The notion of branding may seem profane to many in the church. I’m deeply leery of anything that would seem to commodify spiritual engagement.

But could there be something of value in this idea of church as a brand?

Duke researcher Gavan Fitzsimons has found that brand identification can fulfill the same social and psychological needs that religion does, offering a sense of identity and community. Religiosity tends to reduce reliance on brands, and conversely, a focus on brands tends to reduce reliance on religion, according to his research.

Disturbing though that may sound, it does make sense.

After all, a feeling of belonging and identification, a way to locate oneself in relationship to the complexity of the world -- these are no small part of what religious communities offer.

Obviously, brand identification (say, being a Diet Coke drinker) cannot offer the spiritual depth of religion. But Fitzsimons suggests that this is no simple win for churches.

“The trouble is, I think that those secondary benefits, the sense of community, are the ways traditionally that churches have brought people into the pews. And once you’re there, it starts you on a path to that higher connection,” he said.

The takeaway: church does run deeper than Diet Coke, but maybe not at first. I wonder how this insight, which seems obvious once stated, might help with churches’ befuddlement about the growing “spiritual but not religious,” or “none,” population.

For many people, a church is a brand, whether they like the word or not. The persistence of denominational jokes among those who go to church bears this out. In addition, the aspect of church life that people encounter most immediately is often its distinctiveness. Who is accepted and who is excluded here? Am I invited to take communion? Is my family welcomed?

We get incredibly -- and rightly -- charged up, and even part ways, over these distinctions. But when they become the first thing we tell someone about our community, we aren’t saying anything deeper about our relationship with God than a beer ad says when it tells you the product is “beechwood aged.”

Quite often, churches use these political or aesthetic (Praise band! Jazz mass! Coffee shop!) elements to sell themselves to church shoppers. Churches play the branding game. If religion functions as a brand, it cannot entirely blame capitalism for that turn of events.

But if, as Fitzsimons’ research suggests, we use brand association as a signifier of identity, then churches may have a unique contribution to make. After all, our sacraments are outward signifiers of a much greater depth, an opening of the sacred that emerges by grace. When it comes to signifying something deeper than we can even fathom, we’ve got some practice.

Perhaps, then, we ought not to be squeamish about the branding, or even about being viewed from the outside as part of a marketplace. Rather, churches can push their depth to the fore in the way they present themselves to the public. It would be rather sacramental to do so.
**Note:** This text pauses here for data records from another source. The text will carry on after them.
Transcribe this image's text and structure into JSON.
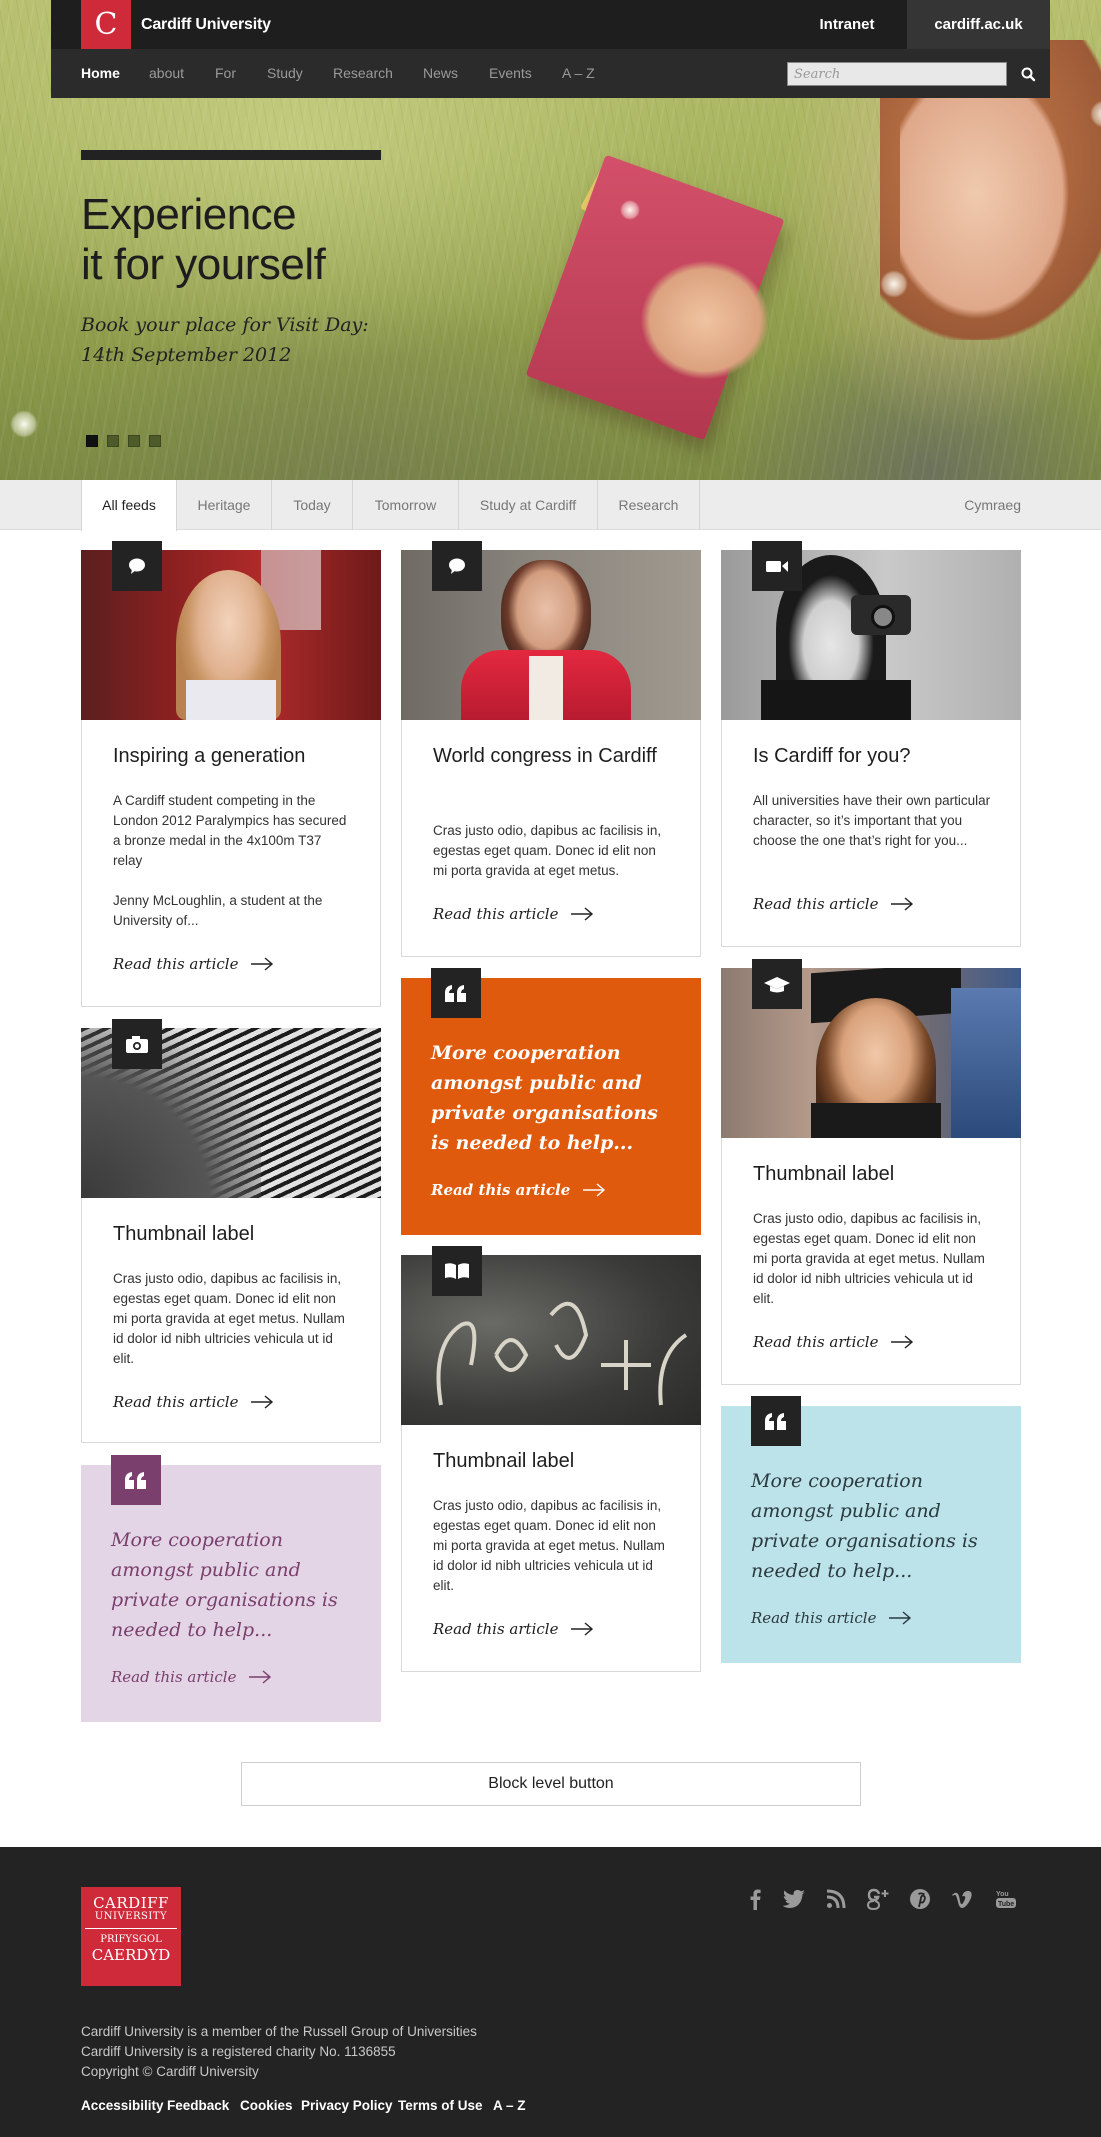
{
  "header": {
    "logo_letter": "C",
    "site_name": "Cardiff University",
    "top_links": [
      "Intranet",
      "cardiff.ac.uk"
    ]
  },
  "nav": {
    "items": [
      "Home",
      "about",
      "For",
      "Study",
      "Research",
      "News",
      "Events",
      "A – Z"
    ],
    "active": "Home",
    "search_placeholder": "Search",
    "search_icon": "search-icon"
  },
  "hero": {
    "title_line1": "Experience",
    "title_line2": "it for yourself",
    "subtitle_line1": "Book your place for Visit Day:",
    "subtitle_line2": "14th September 2012",
    "slides": 4,
    "active_slide": 1
  },
  "filters": {
    "tabs": [
      "All feeds",
      "Heritage",
      "Today",
      "Tomorrow",
      "Study at Cardiff",
      "Research"
    ],
    "active": "All feeds",
    "language": "Cymraeg"
  },
  "cards": [
    {
      "icon": "comment-icon",
      "title": "Inspiring a generation",
      "text1": "A Cardiff student competing in the London 2012 Paralympics has secured a bronze medal in the 4x100m T37 relay",
      "text2": "Jenny McLoughlin, a student at the University of...",
      "read": "Read this article"
    },
    {
      "icon": "comment-icon",
      "title": "World congress in Cardiff",
      "text1": "Cras justo odio, dapibus ac facilisis in, egestas eget quam. Donec id elit non mi porta gravida at eget metus.",
      "read": "Read this article"
    },
    {
      "icon": "video-camera-icon",
      "title": "Is Cardiff for you?",
      "text1": "All universities have their own particular character, so it’s important that you choose the one that’s right for you...",
      "read": "Read this article"
    },
    {
      "icon": "camera-icon",
      "title": "Thumbnail label",
      "text1": "Cras justo odio, dapibus ac facilisis in, egestas eget quam. Donec id elit non mi porta gravida at eget metus. Nullam id dolor id nibh ultricies vehicula ut id elit.",
      "read": "Read this article"
    },
    {
      "icon": "book-icon",
      "title": "Thumbnail label",
      "text1": "Cras justo odio, dapibus ac facilisis in, egestas eget quam. Donec id elit non mi porta gravida at eget metus. Nullam id dolor id nibh ultricies vehicula ut id elit.",
      "read": "Read this article"
    },
    {
      "icon": "graduation-cap-icon",
      "title": "Thumbnail label",
      "text1": "Cras justo odio, dapibus ac facilisis in, egestas eget quam. Donec id elit non mi porta gravida at eget metus. Nullam id dolor id nibh ultricies vehicula ut id elit.",
      "read": "Read this article"
    }
  ],
  "quotes": [
    {
      "icon": "quote-icon",
      "text": "More cooperation amongst public and private organisations is needed to help...",
      "read": "Read this article",
      "bg": "#e05a0d",
      "badge": "#232323",
      "color": "#ffffff"
    },
    {
      "icon": "quote-icon",
      "text": "More cooperation amongst public and private organisations is needed to help...",
      "read": "Read this article",
      "bg": "#e3d5e6",
      "badge": "#7a3f6d",
      "color": "#7a3f6d"
    },
    {
      "icon": "quote-icon",
      "text": "More cooperation amongst public and private organisations is needed to help...",
      "read": "Read this article",
      "bg": "#bde3ea",
      "badge": "#232323",
      "color": "#2a3a3f"
    }
  ],
  "block_button": "Block level button",
  "footer": {
    "logo_lines": [
      "CARDIFF",
      "UNIVERSITY",
      "PRIFYSGOL",
      "CAERDYD"
    ],
    "social_icons": [
      "facebook-icon",
      "twitter-icon",
      "rss-icon",
      "google-plus-icon",
      "pinterest-icon",
      "vimeo-icon",
      "youtube-icon"
    ],
    "lines": [
      "Cardiff University is a member of the Russell Group of Universities",
      "Cardiff University is a registered charity No. 1136855",
      "Copyright © Cardiff University"
    ],
    "links": [
      "Accessibility",
      "Feedback",
      "Cookies",
      "Privacy Policy",
      "Terms of Use",
      "A – Z"
    ]
  }
}
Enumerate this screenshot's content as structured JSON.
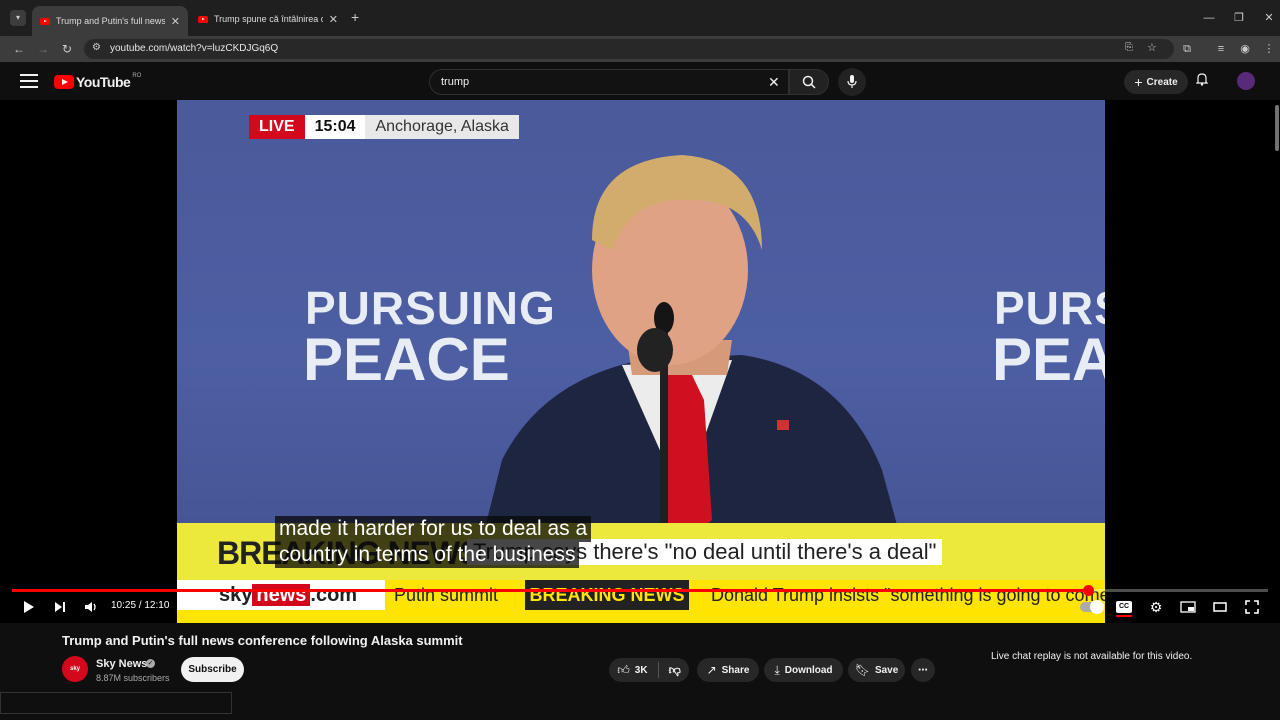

“Spiritual but not religious” folks are, after all, spiritual. A great deal of the appeal of yoga, meditation and other practices is that they evoke a spiritual experience. We know that such experiences are a core element of Christianity, but it is rarely a part of our branding.

It is not so much the underlying truth of a particular religion that gives it value for practitioners but rather the ability it affords to step into mystery and wonder, and to live a life emboldened and centered by faith.

Beyond doctrine, the experience of God is what galvanizes faith, and that experience cannot be commodified. It is a counterbrand.

I know that may sound heretical. After all, Christianity emphasizes correct beliefs -- quite literally, our orthodoxy -- quite a lot. Competing senses of right belief have shaped our denominations and their various schisms.

But our practices do much, much more than underscore what we believe. In my Episcopal church, we dutifully recite the Nicene Creed every Sunday, yet such doctrinal assent makes up a small portion of the worship. Within the framework of the church, the elements of our worship serve as signs to point us toward God, toward covenant.

Held out simply as signifiers of brand identity, our practices can come off as cloying or aloof, for they are disconnected from the context in which they are signs. There must be an attentive artfulness, then, to our branding, not a simple externalizing of sacramental depth.

At its best, worship draws us simultaneously into our center and beyond ourselves, connects us with who we are and with our community. It is no shameful condescension to say that this is a deep value that also obtains in mindfulness practices and yoga classes, nor to say that one need not exclusively choose one such practice. Nor does it cheapen our practices to say that this is what people are looking for. People seek religious experience.

These notions of psychological value and branding may at first seem profane to churches. But I think that upon careful reflection, they remind us that offering a welcome and space to encounter God is the primary thing that churches do for people.

The ultimate truth (if, indeed, such a thing exists) of our claims becomes important later, but meeting the basic human longing for community and transcendence is deeply important work, and if openly offering such depth marks churches as a counterbrand, then all the better.